Select Page

It’s hard to believe that I was only in Bolivia 10 days, but in that time I certainly managed to squeeze a lot in.

The plan was to meet up with some of the people I’d shared the house with in Buenos Aires in Sucre, the constitutional capital of Bolivia. They had left Buenos Aires early on Sunday morning, but I had a pub quiz to attend (and win) so I left on Monday morning. Of course, this being South America and despite the fact that Bolivia shares a border with Argentina this was no easy task. The bus to the border took 28 hours (and I had to travel in Semi-Cama which regular readers will know is not my favourite mode of transport) and once there I had to wait in the border town of Villazon for another 4 hours before leaving for Sucre.

Sign in Ushuaia

Bolivia hits you the second you cross the border.
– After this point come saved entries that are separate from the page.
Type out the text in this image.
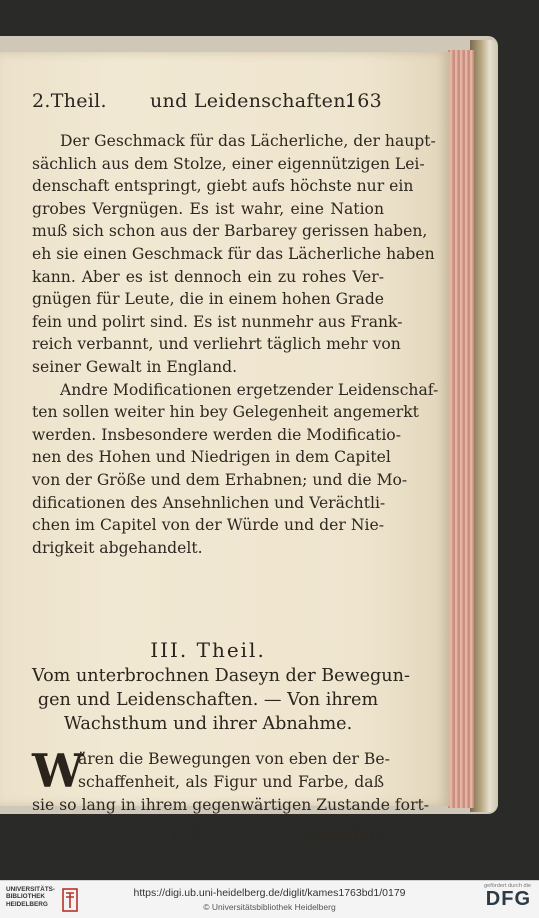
2.Theil. und Leidenschaften.
163
Der Geschmack für das Lächerliche, der haupt-
sächlich aus dem Stolze, einer eigennützigen Lei-
denschaft entspringt, giebt aufs höchste nur ein
grobes Vergnügen. Es ist wahr, eine Nation
muß sich schon aus der Barbarey gerissen haben,
eh sie einen Geschmack für das Lächerliche haben
kann. Aber es ist dennoch ein zu rohes Ver-
gnügen für Leute, die in einem hohen Grade
fein und polirt sind. Es ist nunmehr aus Frank-
reich verbannt, und verliehrt täglich mehr von
seiner Gewalt in England.
Andre Modificationen ergetzender Leidenschaf-
ten sollen weiter hin bey Gelegenheit angemerkt
werden. Insbesondere werden die Modificatio-
nen des Hohen und Niedrigen in dem Capitel
von der Größe und dem Erhabnen; und die Mo-
dificationen des Ansehnlichen und Verächtli-
chen im Capitel von der Würde und der Nie-
drigkeit abgehandelt.
III. Theil.
Vom unterbrochnen Daseyn der Bewegun-
gen und Leidenschaften. — Von ihrem
Wachsthum und ihrer Abnahme.
W
ären die Bewegungen von eben der Be-
schaffenheit, als Figur und Farbe, daß
sie so lang in ihrem gegenwärtigen Zustande fort-
L 2	dauerten,
UNIVERSITÄTS-
BIBLIOTHEK
HEIDELBERG
https://digi.ub.uni-heidelberg.de/diglit/kames1763bd1/0179
© Universitätsbibliothek Heidelberg
gefördert durch die
DFG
The town on the Argentine side, La Quiaca is a typical, small, dusty, fairly quiet Argentine village, but on the other side of the little bridge you enter chaos. There is life everywhere in Bolivia, people selling all manner of things, local women wearing bowler hats carrying huge loads in colourful blankets, kids running round, dogs sniffing everything, it’s a little bit overwhelming to start with.

Sign in La Quiaca

Anyway, I sat in Villazon a while taking all this in and bought my ticket to Sucre, another 13 hour bus journey away, And what a trip! The bus was a kind of huge 4 wheel drive affair, raised a good 2 feet off the ground. The seats were pretty basic, with no heating, no blankets nothing. For the first 8 hours we bounced down one of the worst gravel roads I’ve ever been on, all the while having to shut the window every 10 mins as it refused to stay closed on its own. It was hell. Everything I’d heard about Bolivian buses was right there on my first trip. It didn’t have any chickens on it though, which I was thankful for.

Safely got to Sucre, a little dusty and tired, met up with the others (we were now a group of 9) and spent a good day there. It was a complete change from Villazon, with a pretty central square and old cobbled streets leading off in all directions. I liked it. We went to a football match in the evening, Sucre against La Paz. Was very wierd, the highlight being a dog running across the pitch and then being “arrested” by a police dog. Sucre won 2-1.